Wie schon erwähnt, ich glaube nicht, das die normale Steam-Klientel die erklärte Zielgruppe von Universe Sandbox ist. Auch wenn es schicke Awards dafür gibt: Spielen sie eine Minute, eine Stunde, einen Tag, einen Monat… rufen sie es einmal, zehn Mal, hundert Mal auf.

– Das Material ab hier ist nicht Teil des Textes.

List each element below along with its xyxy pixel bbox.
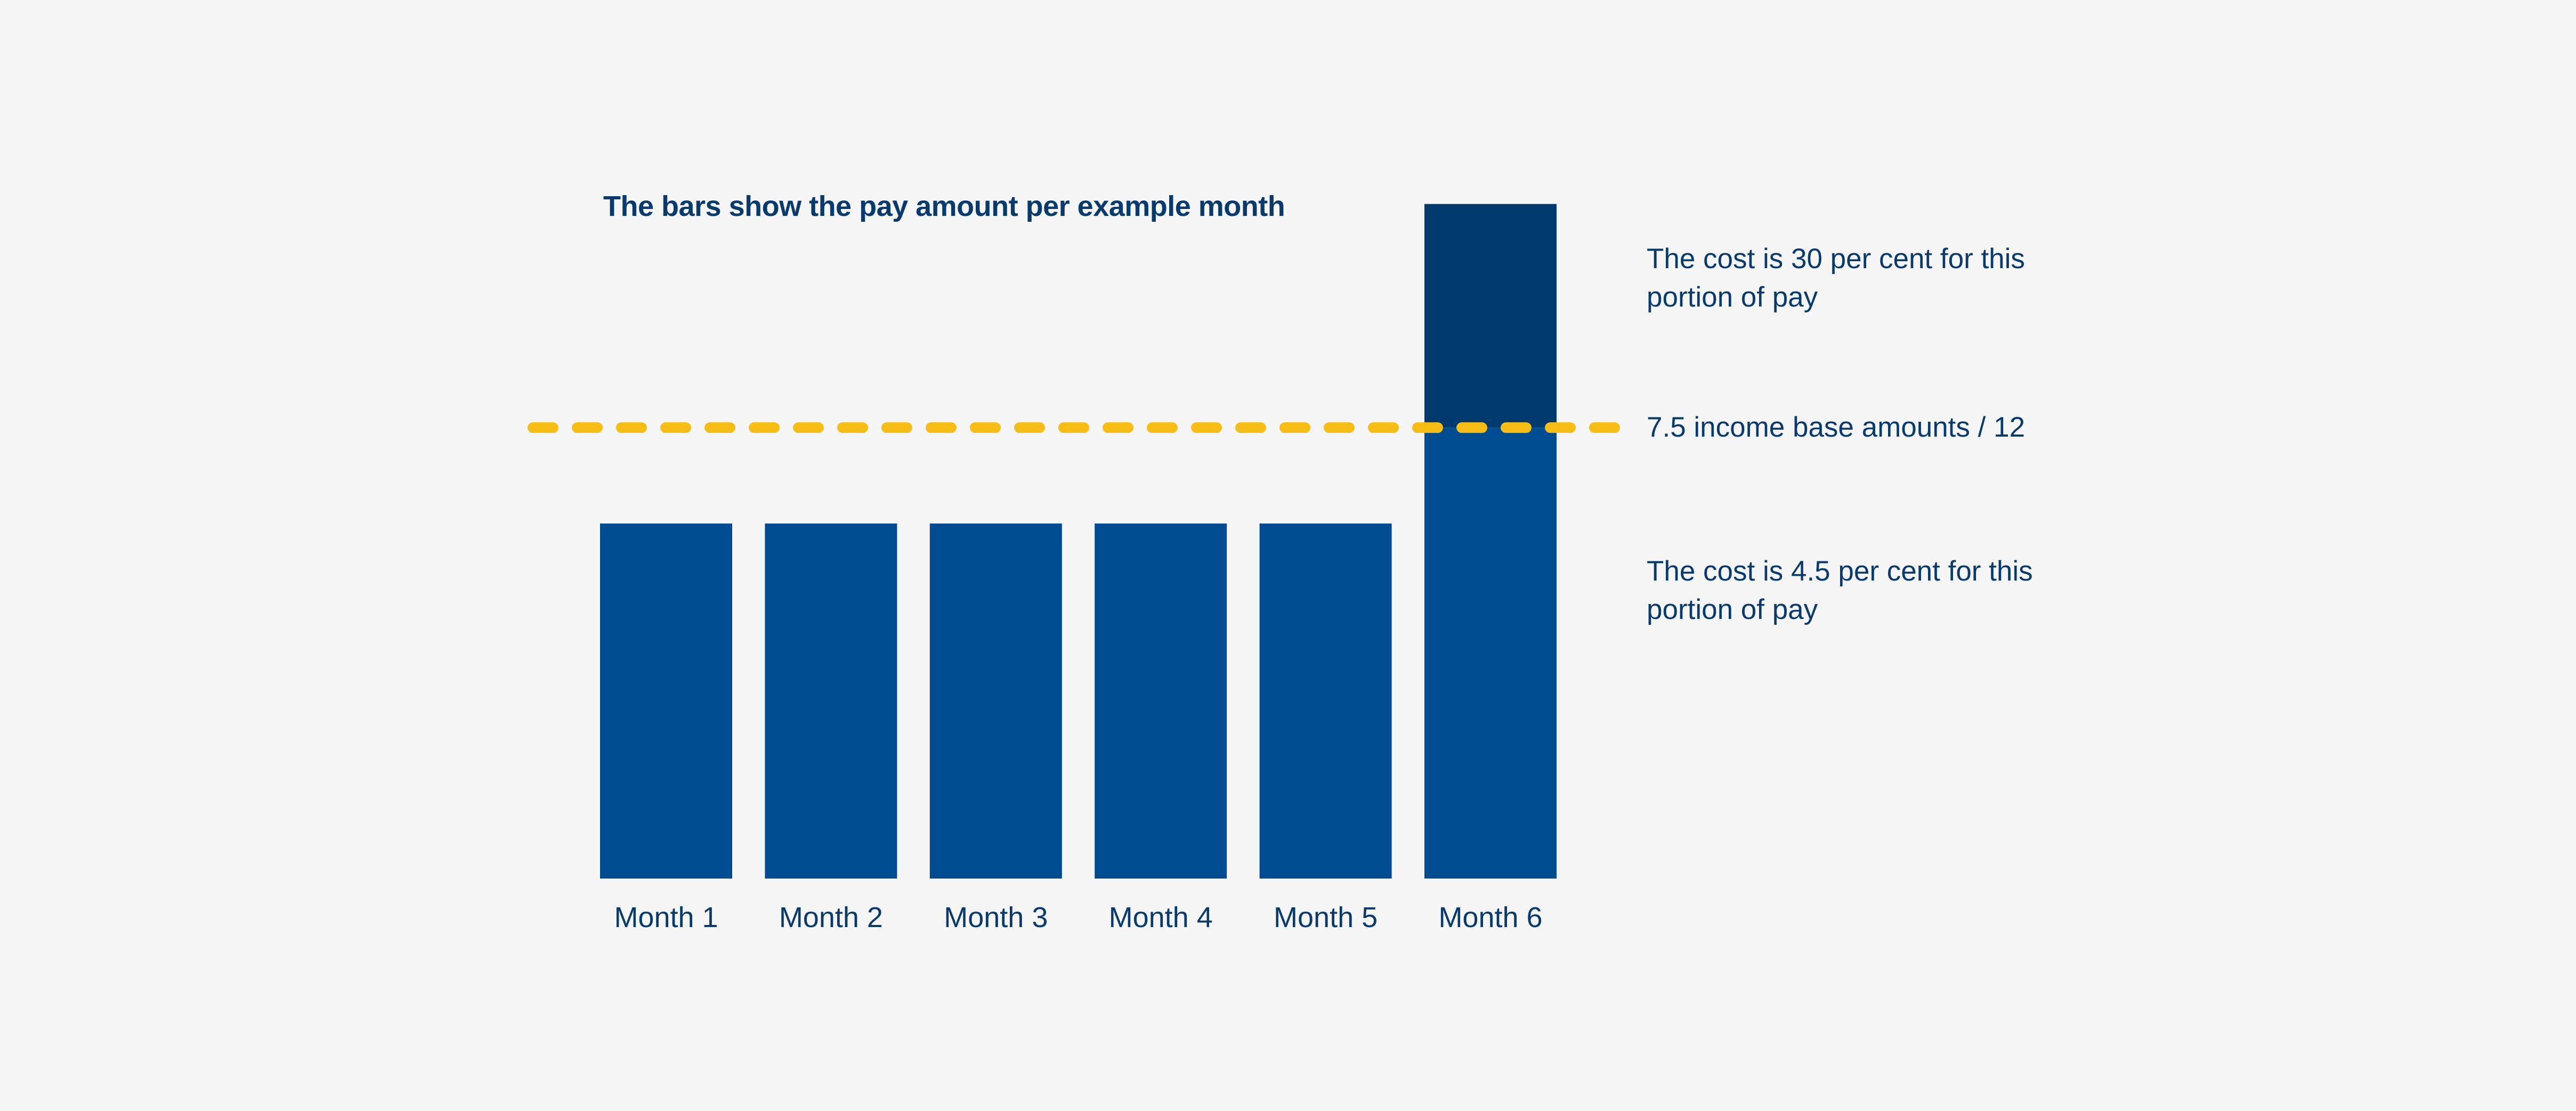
x-tick-label-3: Month 3	[944, 901, 1048, 933]
chart-title: The bars show the pay amount per example…	[603, 190, 1285, 222]
bar-6-below-threshold	[1424, 428, 1557, 879]
x-tick-label-1: Month 1	[614, 901, 718, 933]
annotation-below-threshold: The cost is 4.5 per cent for this portio…	[1647, 556, 2033, 625]
bar-4	[1095, 524, 1227, 879]
bar-6-above-threshold	[1424, 204, 1557, 428]
threshold-label: 7.5 income base amounts / 12	[1647, 412, 2026, 444]
bar-2	[765, 524, 897, 879]
x-tick-label-5: Month 5	[1274, 901, 1378, 933]
x-tick-label-6: Month 6	[1438, 901, 1543, 933]
x-tick-label-2: Month 2	[779, 901, 883, 933]
bar-3	[929, 524, 1062, 879]
x-tick-label-4: Month 4	[1108, 901, 1213, 933]
bars-layer	[600, 204, 1557, 879]
bar-1	[600, 524, 732, 879]
annotation-above-threshold: The cost is 30 per cent for this portion…	[1647, 243, 2025, 313]
bar-5	[1259, 524, 1392, 879]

Wenn der Award „Spielen Sie es eine Stunde“ schon eher dünn gesäht ist und nach einer Woche nur sehr SEHR wenige Leute schon die zehn Aufrufe geknackt haben, dann sollte mir das zu denken geben. Hat es nicht… Und so habe ich meinen Spaß mit dem „Spiel“ (Ich weigere mich das ganze wirklich als Spiel zu akzeptieren).

So als Einstieg drehe ich also Runde durch die Tutorials und bekomme einen Award! Wow… wie spendabel, aber wenn Steam meint. Soll mir nur Recht sein.

Ich gebe ja zu, dass es durchaus interessant ist zuzusehen, wie schnell denn das Licht eigentlich wandert und wie schnell Lichtgeschwindigkeit wirklich ist. Aber nein, ich brauche mir trotzdem nicht voller Begeisterung anzusehen, wie ein Lichtimpuls von der Erde in Echtzeit acht Minuten zur Sonne braucht. Das selbe gilt dann für die Kollisionen von ganzen Galaxien: In diesem Fall der Andromeda-Nebel und die Milchstraße. Nett, aber irgendwie nicht so spektakulär wie ich dachte.

Überhaupt habe ich mir vieles viel cooler und spektakulärer vorgestellt nach dem Video im Steam-Store mehr erhofft. Ich wollte sehen was passiert wenn eine Sonne explodiert, was mit Planeten passiert, wenn sie in die Sonne stürzen (erzähl mir doch bitte keiner, dass die Dinger schnurgerade aus dem Sonnensystem schießen ohne dass sie final von der Anziehungskraft der Sonne angezogen werden) und lauter Dinge, die unter „Mächtiger Badabumm!“ firmieren würden. Nix… Voll öde.

Letztlich bleibt nur die Awardsucht über in der Steam-Version. Und die Stunde habe ich auch nur geschafft, weil ich’s am Ende einfach ne viertel Stunde habe laufen lassen. Anders geht’s wohl nicht.

Tja, die Sandbox ist damit raus und wird eine der Leichen in meinem Account werden. Aber, wie Nils schon kommentiert hat, manchmal findet man so eben auch eine Perle. Oder, wie in diesem Fall, auch nicht.